# Programming with threading in Python
Until now, we have used Python in a linear fashion: instructions were executed in order, and in order for the next one to run, the one before it had to be completed.

But Python offers us in its standard library several modules to do "parallel programming", which means that several instructions of code will execute at the same time, or almost at the same time.

We will take a closer look at the `threading` module, which offers a simple interface to create threads, i.e. portions of our code that will be executed at the same time.

To follow this chapter, you will need to know how to create classes and the basics of inheritance.


## Linear programming VS parallel programming
So far, we have been working with "linear" programming. Take a look at this code:

In [1]:
import time
print("Before sleep...")
time.sleep(2)
print("After sleep.")

Before sleep...
After sleep.


If you execute this code, unsurprisingly, the first message `Before Sleeping...` is displayed, then the program stops for a few seconds. Finally, the second message `After Sleep.` appears.

This is a blocking code. During the seconds of sleep, the script is blocked and does nothing else. And that's where the threads come in. 

Threads allow you to execute several instructions at the same time. This is called "parallel programming", because instead of developing according to a single thread of instructions, several threads are developed in parallel.

## First thread


Another example of linear programming is below.

In [2]:
def thread_function(name):
    print("Thread {}: starting".format(name))
    time.sleep(2)
    print("Thread {}: finishing".format(name))

for i in range(5):
    thread_function(i)

Thread 0: starting
Thread 0: finishing
Thread 1: starting
Thread 1: finishing
Thread 2: starting
Thread 2: finishing
Thread 3: starting
Thread 3: finishing
Thread 4: starting
Thread 4: finishing


As you can see, the instructions take 2 seconds to execute at each iteration.
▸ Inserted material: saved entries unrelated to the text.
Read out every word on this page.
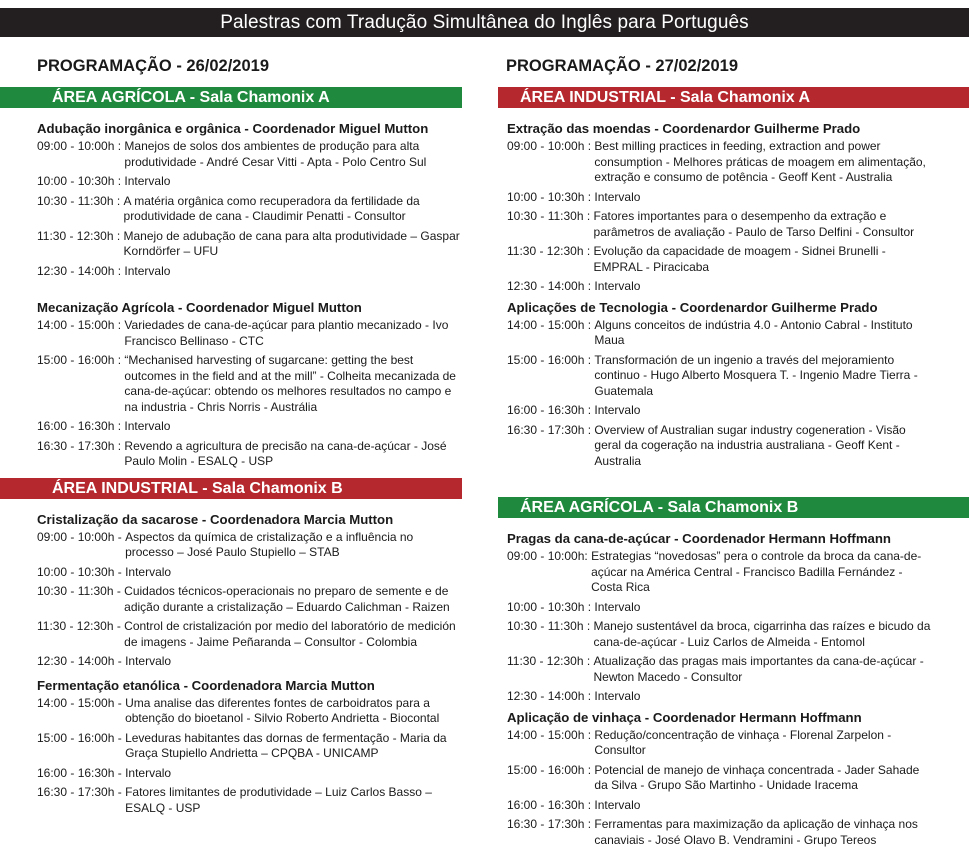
Palestras com Tradução Simultânea do Inglês para Português
PROGRAMAÇÃO - 26/02/2019
ÁREA AGRÍCOLA - Sala Chamonix A
Adubação inorgânica e orgânica - Coordenador Miguel Mutton
09:00 - 10:00h : Manejos de solos dos ambientes de produção para alta produtividade - André Cesar Vitti - Apta - Polo Centro Sul
10:00 - 10:30h : Intervalo
10:30 - 11:30h : A matéria orgânica como recuperadora da fertilidade da produtividade de cana - Claudimir Penatti - Consultor
11:30 - 12:30h : Manejo de adubação de cana para alta produtividade – Gaspar Korndörfer – UFU
12:30 - 14:00h : Intervalo
Mecanização Agrícola - Coordenador Miguel Mutton
14:00 - 15:00h : Variedades de cana-de-açúcar para plantio mecanizado - Ivo Francisco Bellinaso - CTC
15:00 - 16:00h : “Mechanised harvesting of sugarcane: getting the best outcomes in the field and at the mill” - Colheita mecanizada de cana-de-açúcar: obtendo os melhores resultados no campo e na industria - Chris Norris - Austrália
16:00 - 16:30h : Intervalo
16:30 - 17:30h : Revendo a agricultura de precisão na cana-de-açúcar - José Paulo Molin - ESALQ - USP
ÁREA INDUSTRIAL - Sala Chamonix B
Cristalização da sacarose - Coordenadora Marcia Mutton
09:00 - 10:00h - Aspectos da química de cristalização e a influência no processo – José Paulo Stupiello – STAB
10:00 - 10:30h - Intervalo
10:30 - 11:30h - Cuidados técnicos-operacionais no preparo de semente e de adição durante a cristalização – Eduardo Calichman - Raizen
11:30 - 12:30h - Control de cristalización por medio del laboratório de medición de imagens - Jaime Peñaranda – Consultor - Colombia
12:30 - 14:00h - Intervalo
Fermentação etanólica - Coordenadora Marcia Mutton
14:00 - 15:00h - Uma analise das diferentes fontes de carboidratos para a obtenção do bioetanol - Silvio Roberto Andrietta - Biocontal
15:00 - 16:00h - Leveduras habitantes das dornas de fermentação - Maria da Graça Stupiello Andrietta – CPQBA - UNICAMP
16:00 - 16:30h - Intervalo
16:30 - 17:30h - Fatores limitantes de produtividade – Luiz Carlos Basso – ESALQ - USP
PROGRAMAÇÃO - 27/02/2019
ÁREA INDUSTRIAL - Sala Chamonix A
Extração das moendas - Coordenardor Guilherme Prado
09:00 - 10:00h : Best milling practices in feeding, extraction and power consumption - Melhores práticas de moagem em alimentação, extração e consumo de potência - Geoff Kent - Australia
10:00 - 10:30h : Intervalo
10:30 - 11:30h : Fatores importantes para o desempenho da extração e parâmetros de avaliação - Paulo de Tarso Delfini - Consultor
11:30 - 12:30h : Evolução da capacidade de moagem - Sidnei Brunelli - EMPRAL - Piracicaba
12:30 - 14:00h : Intervalo
Aplicações de Tecnologia - Coordenardor Guilherme Prado
14:00 - 15:00h : Alguns conceitos de indústria 4.0 - Antonio Cabral - Instituto Maua
15:00 - 16:00h : Transformación de un ingenio a través del mejoramiento continuo - Hugo Alberto Mosquera T. - Ingenio Madre Tierra - Guatemala
16:00 - 16:30h : Intervalo
16:30 - 17:30h : Overview of Australian sugar industry cogeneration - Visão geral da cogeração na industria australiana - Geoff Kent - Australia
ÁREA AGRÍCOLA - Sala Chamonix B
Pragas da cana-de-açúcar - Coordenador Hermann Hoffmann
09:00 - 10:00h: Estrategias “novedosas” pera o controle da broca da cana-de-açúcar na América Central - Francisco Badilla Fernández - Costa Rica
10:00 - 10:30h : Intervalo
10:30 - 11:30h : Manejo sustentável da broca, cigarrinha das raízes e bicudo da cana-de-açúcar - Luiz Carlos de Almeida - Entomol
11:30 - 12:30h : Atualização das pragas mais importantes da cana-de-açúcar - Newton Macedo - Consultor
12:30 - 14:00h : Intervalo
Aplicação de vinhaça - Coordenador Hermann Hoffmann
14:00 - 15:00h : Redução/concentração de vinhaça - Florenal Zarpelon - Consultor
15:00 - 16:00h : Potencial de manejo de vinhaça concentrada - Jader Sahade da Silva - Grupo São Martinho - Unidade Iracema
16:00 - 16:30h : Intervalo
16:30 - 17:30h : Ferramentas para maximização da aplicação de vinhaça nos canaviais - José Olavo B. Vendramini - Grupo Tereos
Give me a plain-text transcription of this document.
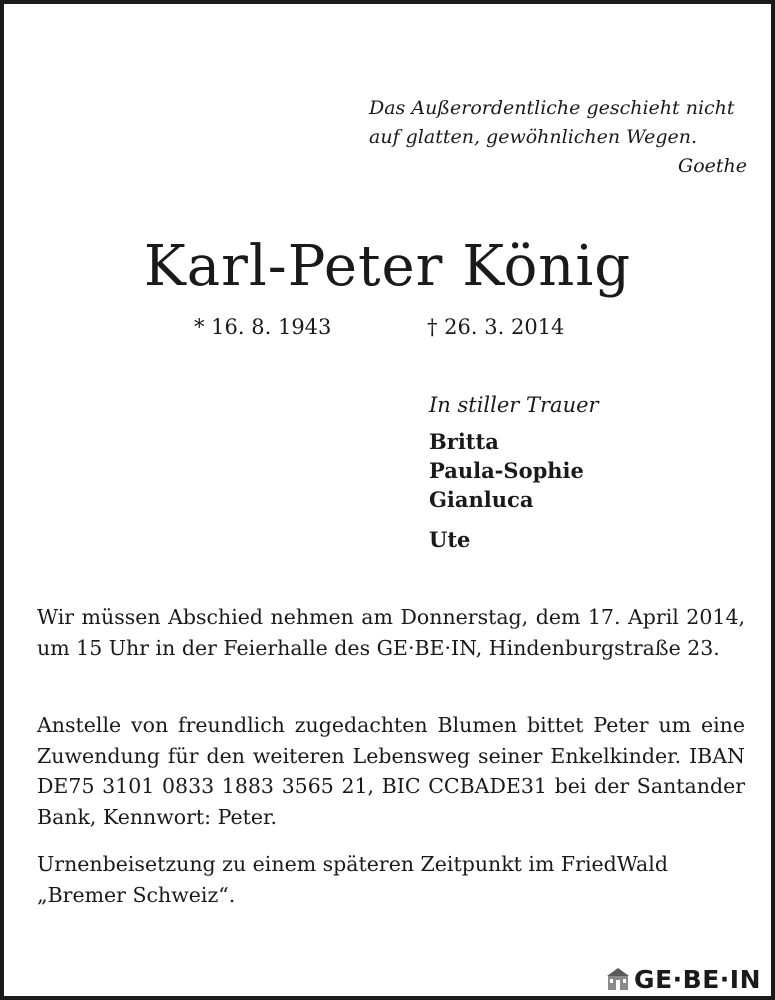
Das Außerordentliche geschieht nicht
auf glatten, gewöhnlichen Wegen.
Goethe
Karl-Peter König
* 16. 8. 1943	† 26. 3. 2014
In stiller Trauer
Britta
Paula-Sophie
Gianluca
Ute
Wir müssen Abschied nehmen am Donnerstag, dem 17. April 2014, um 15 Uhr in der Feierhalle des GE·BE·IN, Hindenburgstraße 23.
Anstelle von freundlich zugedachten Blumen bittet Peter um eine Zuwendung für den weiteren Lebensweg seiner Enkelkinder. IBAN DE75 3101 0833 1883 3565 21, BIC CCBADE31 bei der Santander Bank, Kennwort: Peter.
Urnenbeisetzung zu einem späteren Zeitpunkt im FriedWald „Bremer Schweiz“.
GE·BE·IN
As the code is blocking, this script will take 10 seconds to execute. 


Let's tweak the code so it runs in parallel. 

To do this, we will have to create a class that will inherit from the `Thread` class. Then we will have to initialize `Thread` in the constructor of our class. Our class should also contain a ``run()`` method. This is the method that will be executed when we call our class.

In [3]:
from threading import Thread

class ThreadFunction(Thread):
    def __init__(self, name):
        Thread.__init__(self)
        self.name = name
    
    def run(self):
        print("Thread {}: starting".format(self.name))
        time.sleep(2)
        print("Thread {}: finishing".format(self.name))

for i in range(5):
    thread = ThreadFunction(i)
    thread.start()

Thread 0: starting
Thread 1: starting
Thread 2: starting
Thread 3: startingThread 4: starting

Thread 0: finishingThread 1: finishing

Thread 4: finishingThread 2: finishing

Thread 3: finishing


Here we can see that each iteration also lasts 2 seconds. But in contrary to the previous example, this time each iteration runs in parallel and is executed at the same time. So the final script will only last 2 seconds in total since the code is not blocking.
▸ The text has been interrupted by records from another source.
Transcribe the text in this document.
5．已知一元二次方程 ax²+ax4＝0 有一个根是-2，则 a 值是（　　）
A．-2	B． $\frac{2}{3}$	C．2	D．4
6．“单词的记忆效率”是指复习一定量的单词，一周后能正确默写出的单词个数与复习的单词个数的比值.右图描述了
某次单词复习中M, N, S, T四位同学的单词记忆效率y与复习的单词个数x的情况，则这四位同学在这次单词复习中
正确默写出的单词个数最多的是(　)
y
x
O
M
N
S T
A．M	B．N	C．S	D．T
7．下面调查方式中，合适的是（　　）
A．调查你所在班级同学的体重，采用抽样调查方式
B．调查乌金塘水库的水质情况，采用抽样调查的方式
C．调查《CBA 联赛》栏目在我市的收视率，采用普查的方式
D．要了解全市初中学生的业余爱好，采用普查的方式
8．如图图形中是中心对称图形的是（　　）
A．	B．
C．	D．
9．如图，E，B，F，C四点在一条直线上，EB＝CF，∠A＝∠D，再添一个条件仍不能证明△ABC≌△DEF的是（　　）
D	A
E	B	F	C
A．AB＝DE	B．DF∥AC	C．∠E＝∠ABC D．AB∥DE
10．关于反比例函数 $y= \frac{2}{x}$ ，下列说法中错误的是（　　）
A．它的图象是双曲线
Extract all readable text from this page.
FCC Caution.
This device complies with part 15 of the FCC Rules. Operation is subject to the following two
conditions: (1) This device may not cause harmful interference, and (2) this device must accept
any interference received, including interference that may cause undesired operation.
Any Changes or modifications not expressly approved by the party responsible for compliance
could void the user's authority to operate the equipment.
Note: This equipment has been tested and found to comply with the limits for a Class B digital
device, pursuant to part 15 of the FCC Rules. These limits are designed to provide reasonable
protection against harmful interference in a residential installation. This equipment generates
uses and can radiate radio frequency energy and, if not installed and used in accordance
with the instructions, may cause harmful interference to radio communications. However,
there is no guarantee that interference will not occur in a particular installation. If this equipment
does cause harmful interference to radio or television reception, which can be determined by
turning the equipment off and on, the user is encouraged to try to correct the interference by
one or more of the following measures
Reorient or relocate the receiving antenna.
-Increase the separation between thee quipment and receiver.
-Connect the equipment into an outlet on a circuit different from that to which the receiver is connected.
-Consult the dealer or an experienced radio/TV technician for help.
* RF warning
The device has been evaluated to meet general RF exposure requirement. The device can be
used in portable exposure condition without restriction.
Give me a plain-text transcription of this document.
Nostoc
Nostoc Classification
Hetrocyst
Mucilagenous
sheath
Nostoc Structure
Parallel programming can be very convenient, but it also has its pitfalls. We will now look at some of them and the methods that exist to avoid them.

## Thread synchronization
Programming multiple instruction streams brings its share of difficulties. At first glance, it seems very convenient to have several parts of our code running at the same time. During a task that may take a long time to run (perhaps downloading information from a website) we can do something else, not just wait for the resource to be downloaded.

But development can be proportionately more complicated. You have to keep in mind that different instruction streams can be advanced to different points at a given time.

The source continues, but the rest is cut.